Hate crimes bill heads to governor for signature

By Emily Ketterer
TheStatehouseFile.com

INDIANAPOLIS — Hate crimes legislation is on its way to Gov. Eric Holcomb, who said Tuesday he will sign it into law despite criticisms that the language isn’t specific enough.

The Senate voted 34-14 to concur on Senate Bill 198, which was originally a drug sentencing bill. Last week, the House folded in bias crimes language that would allow a judge to consider in sentencing whether the crime was committed based on a victim’s “perceived characteristic, trait, belief, association or other attribute the court choose.” And it refers to a list already in Indiana law which lists “color, creed, disability, national origin, race, religion, or sexual orientation” as forms of bias, but leaves off age, gender and gender identity.

This amendment was added in the House, instead of at a public committee hearing on the original bill that passed out of the Senate, Senate Bill 12.

Holcomb originally said he wanted a hate crimes bill with a comprehensive list. When the Senate passed SB 12 that mentioned only unspecified bias as a factor judge could consider in sentencing, he said it wasn’t adequate to get Indiana off the list of five states without a hate crimes law.

But minutes after the Senate voted to approve this version, Holcomb issued a statement lauding it and saying he will sign it into law as soon as it reaches his desk.

“Months ago, I decided to make protecting Hoosiers against bias crimes a key part of my 2019 legislative agenda,” Holcomb said. “Those targeted for crimes because of color, creed, disability, national origin, race, religion or sexual orientation are protected. But this new law goes further. It also will cover bias crimes committed because of other traits and characteristics, such as gender, or gender identity, or sex, or age, and other commonly targeted groups.”

Sen. Jean Breaux, D-Indianapolis, criticized Holcomb for his lack of leadership on the issue and said he “flip flopped” as he abandoned his commitment on passing inclusive legislation. She told him he needed to “rein in” the members of his Republican party to get the job done.

“Shame on you Gov. Holcomb,” Breaux said.

Sen. Karen Tallian, D-Ogden Dunes, criticized the House for bypassing public input.

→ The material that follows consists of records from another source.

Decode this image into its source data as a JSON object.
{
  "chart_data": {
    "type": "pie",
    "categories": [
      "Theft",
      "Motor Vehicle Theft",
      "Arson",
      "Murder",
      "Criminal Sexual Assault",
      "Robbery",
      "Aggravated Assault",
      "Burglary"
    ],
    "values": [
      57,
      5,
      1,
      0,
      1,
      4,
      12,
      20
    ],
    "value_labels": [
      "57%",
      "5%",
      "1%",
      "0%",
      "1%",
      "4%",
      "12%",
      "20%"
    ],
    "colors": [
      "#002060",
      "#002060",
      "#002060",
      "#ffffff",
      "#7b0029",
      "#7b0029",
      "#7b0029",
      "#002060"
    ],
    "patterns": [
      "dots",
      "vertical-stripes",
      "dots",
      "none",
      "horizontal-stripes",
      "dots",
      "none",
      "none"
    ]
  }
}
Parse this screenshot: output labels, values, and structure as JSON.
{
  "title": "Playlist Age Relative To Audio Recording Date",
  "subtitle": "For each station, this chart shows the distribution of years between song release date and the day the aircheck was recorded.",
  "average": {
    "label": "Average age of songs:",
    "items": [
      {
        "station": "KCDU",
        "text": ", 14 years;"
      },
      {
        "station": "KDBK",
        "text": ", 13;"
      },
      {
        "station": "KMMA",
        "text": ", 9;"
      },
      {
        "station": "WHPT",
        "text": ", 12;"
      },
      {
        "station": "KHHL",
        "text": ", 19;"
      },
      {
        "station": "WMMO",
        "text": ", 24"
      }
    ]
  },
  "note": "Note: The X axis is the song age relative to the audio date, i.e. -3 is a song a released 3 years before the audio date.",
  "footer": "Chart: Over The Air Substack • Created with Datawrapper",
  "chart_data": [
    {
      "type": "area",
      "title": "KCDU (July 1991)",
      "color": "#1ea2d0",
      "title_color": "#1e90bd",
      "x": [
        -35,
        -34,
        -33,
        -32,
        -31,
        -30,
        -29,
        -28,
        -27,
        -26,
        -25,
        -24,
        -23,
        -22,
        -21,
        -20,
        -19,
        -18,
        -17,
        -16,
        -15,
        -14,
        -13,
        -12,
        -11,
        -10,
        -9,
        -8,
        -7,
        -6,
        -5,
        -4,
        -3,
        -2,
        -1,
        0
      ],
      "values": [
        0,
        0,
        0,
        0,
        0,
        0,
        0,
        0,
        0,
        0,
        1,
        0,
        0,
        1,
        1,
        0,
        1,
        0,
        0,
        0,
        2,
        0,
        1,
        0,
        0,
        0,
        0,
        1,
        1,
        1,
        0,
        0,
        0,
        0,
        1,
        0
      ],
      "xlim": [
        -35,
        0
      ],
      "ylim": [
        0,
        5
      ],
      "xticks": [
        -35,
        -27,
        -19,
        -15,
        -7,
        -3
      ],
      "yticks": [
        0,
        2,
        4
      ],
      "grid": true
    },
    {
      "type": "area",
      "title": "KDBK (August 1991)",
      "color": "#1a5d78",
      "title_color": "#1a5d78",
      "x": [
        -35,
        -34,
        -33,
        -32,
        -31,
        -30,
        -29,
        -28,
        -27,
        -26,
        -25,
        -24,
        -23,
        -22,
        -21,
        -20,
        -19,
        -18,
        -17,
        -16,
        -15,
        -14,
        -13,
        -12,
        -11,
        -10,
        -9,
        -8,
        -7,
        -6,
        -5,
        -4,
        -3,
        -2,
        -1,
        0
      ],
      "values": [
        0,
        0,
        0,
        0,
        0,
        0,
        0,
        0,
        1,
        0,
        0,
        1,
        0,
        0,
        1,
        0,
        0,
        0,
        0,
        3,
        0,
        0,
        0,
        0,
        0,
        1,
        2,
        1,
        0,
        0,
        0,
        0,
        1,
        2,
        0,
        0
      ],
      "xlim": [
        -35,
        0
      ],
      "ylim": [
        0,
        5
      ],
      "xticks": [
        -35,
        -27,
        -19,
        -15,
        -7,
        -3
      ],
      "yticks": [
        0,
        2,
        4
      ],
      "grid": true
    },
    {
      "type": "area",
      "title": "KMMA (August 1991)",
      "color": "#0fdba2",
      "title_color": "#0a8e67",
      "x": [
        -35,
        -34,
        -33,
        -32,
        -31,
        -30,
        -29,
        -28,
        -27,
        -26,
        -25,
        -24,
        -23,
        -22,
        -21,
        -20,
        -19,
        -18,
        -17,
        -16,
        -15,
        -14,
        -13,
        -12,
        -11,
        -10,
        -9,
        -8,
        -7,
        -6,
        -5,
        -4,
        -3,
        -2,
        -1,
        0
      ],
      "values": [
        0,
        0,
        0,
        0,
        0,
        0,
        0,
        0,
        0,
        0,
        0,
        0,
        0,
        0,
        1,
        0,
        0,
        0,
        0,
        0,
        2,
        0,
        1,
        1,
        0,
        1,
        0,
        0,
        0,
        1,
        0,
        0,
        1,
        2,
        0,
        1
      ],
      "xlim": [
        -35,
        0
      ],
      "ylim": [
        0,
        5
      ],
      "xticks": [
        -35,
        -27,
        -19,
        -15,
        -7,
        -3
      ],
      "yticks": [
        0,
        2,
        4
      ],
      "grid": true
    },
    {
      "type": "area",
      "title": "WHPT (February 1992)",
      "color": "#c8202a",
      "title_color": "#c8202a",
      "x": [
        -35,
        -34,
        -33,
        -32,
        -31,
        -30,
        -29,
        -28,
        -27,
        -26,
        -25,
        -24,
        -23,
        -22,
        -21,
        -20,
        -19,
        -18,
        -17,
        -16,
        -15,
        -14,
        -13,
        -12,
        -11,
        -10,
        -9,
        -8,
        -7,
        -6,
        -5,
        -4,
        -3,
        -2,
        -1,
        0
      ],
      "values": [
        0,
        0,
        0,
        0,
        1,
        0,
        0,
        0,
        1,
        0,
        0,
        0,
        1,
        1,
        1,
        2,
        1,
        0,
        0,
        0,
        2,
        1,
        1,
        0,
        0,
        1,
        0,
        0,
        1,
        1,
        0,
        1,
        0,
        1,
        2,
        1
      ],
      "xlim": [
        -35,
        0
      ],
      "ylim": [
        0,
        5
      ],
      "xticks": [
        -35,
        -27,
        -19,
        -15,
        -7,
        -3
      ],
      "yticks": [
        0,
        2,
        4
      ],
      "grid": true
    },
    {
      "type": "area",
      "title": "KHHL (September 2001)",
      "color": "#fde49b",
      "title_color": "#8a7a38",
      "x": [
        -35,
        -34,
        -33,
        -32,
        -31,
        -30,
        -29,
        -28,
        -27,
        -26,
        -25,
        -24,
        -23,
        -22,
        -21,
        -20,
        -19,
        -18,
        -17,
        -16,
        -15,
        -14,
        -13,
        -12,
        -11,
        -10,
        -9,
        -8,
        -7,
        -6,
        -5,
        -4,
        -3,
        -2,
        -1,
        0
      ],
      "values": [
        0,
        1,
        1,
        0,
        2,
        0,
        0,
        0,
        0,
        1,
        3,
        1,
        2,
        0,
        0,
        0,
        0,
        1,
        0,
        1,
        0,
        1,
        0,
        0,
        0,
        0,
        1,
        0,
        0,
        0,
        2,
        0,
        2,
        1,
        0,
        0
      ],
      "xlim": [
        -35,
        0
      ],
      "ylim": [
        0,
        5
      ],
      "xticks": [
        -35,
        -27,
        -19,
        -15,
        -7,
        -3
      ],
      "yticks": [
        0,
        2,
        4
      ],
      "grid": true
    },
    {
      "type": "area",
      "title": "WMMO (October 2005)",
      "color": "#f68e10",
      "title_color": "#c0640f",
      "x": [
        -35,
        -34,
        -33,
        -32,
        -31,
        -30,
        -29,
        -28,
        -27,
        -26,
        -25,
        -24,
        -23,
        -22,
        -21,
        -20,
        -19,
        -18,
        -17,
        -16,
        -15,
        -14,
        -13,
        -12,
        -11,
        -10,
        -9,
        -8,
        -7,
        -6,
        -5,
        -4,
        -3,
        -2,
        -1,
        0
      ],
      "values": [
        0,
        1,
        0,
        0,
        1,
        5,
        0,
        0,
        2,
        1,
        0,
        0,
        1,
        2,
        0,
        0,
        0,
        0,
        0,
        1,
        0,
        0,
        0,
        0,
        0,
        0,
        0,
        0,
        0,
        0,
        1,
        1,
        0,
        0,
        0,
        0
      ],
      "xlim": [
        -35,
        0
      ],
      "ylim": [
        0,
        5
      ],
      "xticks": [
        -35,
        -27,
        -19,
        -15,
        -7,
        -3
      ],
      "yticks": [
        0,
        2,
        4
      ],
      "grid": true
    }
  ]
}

Sen. Karen Tallian, D-Portage, urging fellow legislators to vote no on Senate Bill 198
Photo by Andrew Longstreth TheStateHouseFile.com

“What happened in the House was obnoxious, cowardly, disrespectful misuse of the system,” she said. “It could have been taken from the playbook on how to minimize debate. There was no committee hearing. There was no committee debate. Instead it was slipped in a second-reading amendment like a thief in the night.”

She said at least the Senate followed the legislative process when it passed out the original bill, even when the list of protected classes was stripped out.

Sen. Ron Alting of Lafayette was the only Republican to speak against the bill. In an emotional speech, he told the senators he prays this language will protect everyone Indiana, but he would not vote for it.

“We should never have to compromise on protection of all people,” Alting said. “It has to be everyone in it or I won’t support it.

Sen. Ron Alting, R-Lafayette, argues SB 198 bias crimes legislation in Indiana doesn’t go far enough.
Photo by Andrew Longstreth TheStateHouseFile.com

Failing to include gender identity has brought criticism to the GOP for not recognizing transgender people. The sole openly gay legislator in the General Assembly, Sen. J.D. Ford, D-Indianapolis, said by voting for SB 198, lawmakers are saying transgender people and members of the LGBTQ community don’t matter.

“Do not applaud this false flag,” Ford said. “This is a hate bill. An ageist, sexist, transphobic hate bill.”

Sen. Mike Bohacek, R-Michiana Shores, authored the original hate crimes bill, SB 12, and in the past said the list of protected classes was “not negotiable.” He also authored SB 198 and said Tuesday that the current language includes everyone and is phrased in a way that the state should not have to make changes in years to come.

“I understand it’s not the whole list,” Bohacek said. “This is not a racist bill, this is not a homophobic bill.”

While the Indiana Republican Party celebrated the passage, saying it would get Indiana off the list of five states with no hate crimes bill, the Anti-Defamation League – one of the main civil rights groups that keeps the list – has said the language in SB 198 won’t do the job.

Emily Ketterer is a reporter for TheStatehouseFile.com, a news website powered by Franklin College journalism students.